Regularized Ensembles and Transferability in Adversarial Learning

TL;DR

This paper investigates how regularization techniques and ensemble methods affect the transferability and robustness of neural networks against adversarial attacks, revealing that certain regularizers and partial ensemble information hinder transferability.

Contribution

It introduces an analysis of the impact of regularization and ensemble composition on adversarial transferability, highlighting barriers to transferability in regularized models and ensembles.

Findings

Regularization can create barriers to transferability.

Partial ensemble information reduces transferability.

Different regularizers impact model robustness against adversarial examples.

Abstract

Despite the considerable success of convolutional neural networks in a broad array of domains, recent research has shown these to be vulnerable to small adversarial perturbations, commonly known as adversarial examples. Moreover, such examples have shown to be remarkably portable, or transferable, from one model to another, enabling highly successful black-box attacks.
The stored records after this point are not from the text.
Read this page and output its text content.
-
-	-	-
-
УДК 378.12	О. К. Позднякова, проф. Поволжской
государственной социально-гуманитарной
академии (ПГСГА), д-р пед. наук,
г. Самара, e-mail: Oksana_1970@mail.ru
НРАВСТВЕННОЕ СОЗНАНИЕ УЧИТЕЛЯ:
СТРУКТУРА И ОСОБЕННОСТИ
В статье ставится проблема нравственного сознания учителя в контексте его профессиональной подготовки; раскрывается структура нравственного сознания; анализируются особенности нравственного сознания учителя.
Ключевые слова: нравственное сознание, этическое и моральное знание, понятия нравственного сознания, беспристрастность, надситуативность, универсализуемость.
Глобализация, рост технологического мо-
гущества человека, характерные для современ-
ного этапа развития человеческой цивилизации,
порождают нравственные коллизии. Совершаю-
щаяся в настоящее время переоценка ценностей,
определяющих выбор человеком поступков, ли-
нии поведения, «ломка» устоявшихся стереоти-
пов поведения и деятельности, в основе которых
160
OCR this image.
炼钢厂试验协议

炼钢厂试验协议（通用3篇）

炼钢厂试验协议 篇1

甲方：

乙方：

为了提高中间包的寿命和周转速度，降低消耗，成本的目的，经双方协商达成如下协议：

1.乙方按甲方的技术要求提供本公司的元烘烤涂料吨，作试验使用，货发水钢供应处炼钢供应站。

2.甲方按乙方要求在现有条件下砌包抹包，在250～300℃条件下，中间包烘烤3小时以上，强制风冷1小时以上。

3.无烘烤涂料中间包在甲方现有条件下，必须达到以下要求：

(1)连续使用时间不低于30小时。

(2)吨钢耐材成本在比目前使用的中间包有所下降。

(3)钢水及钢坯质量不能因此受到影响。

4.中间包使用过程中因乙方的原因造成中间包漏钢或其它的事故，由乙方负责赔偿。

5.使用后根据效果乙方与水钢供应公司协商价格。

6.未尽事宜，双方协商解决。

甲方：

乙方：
We explore this issue of transferability and robustness from two dimensions: first, considering the impact of conventional $l_p$ regularization as well as replacing the top layer with a linear support vector machine (SVM), and second, the value of combining regularized models into an ensemble. We show that models trained with different regularizers present barriers to transferability, as does partial information about the models comprising the ensemble.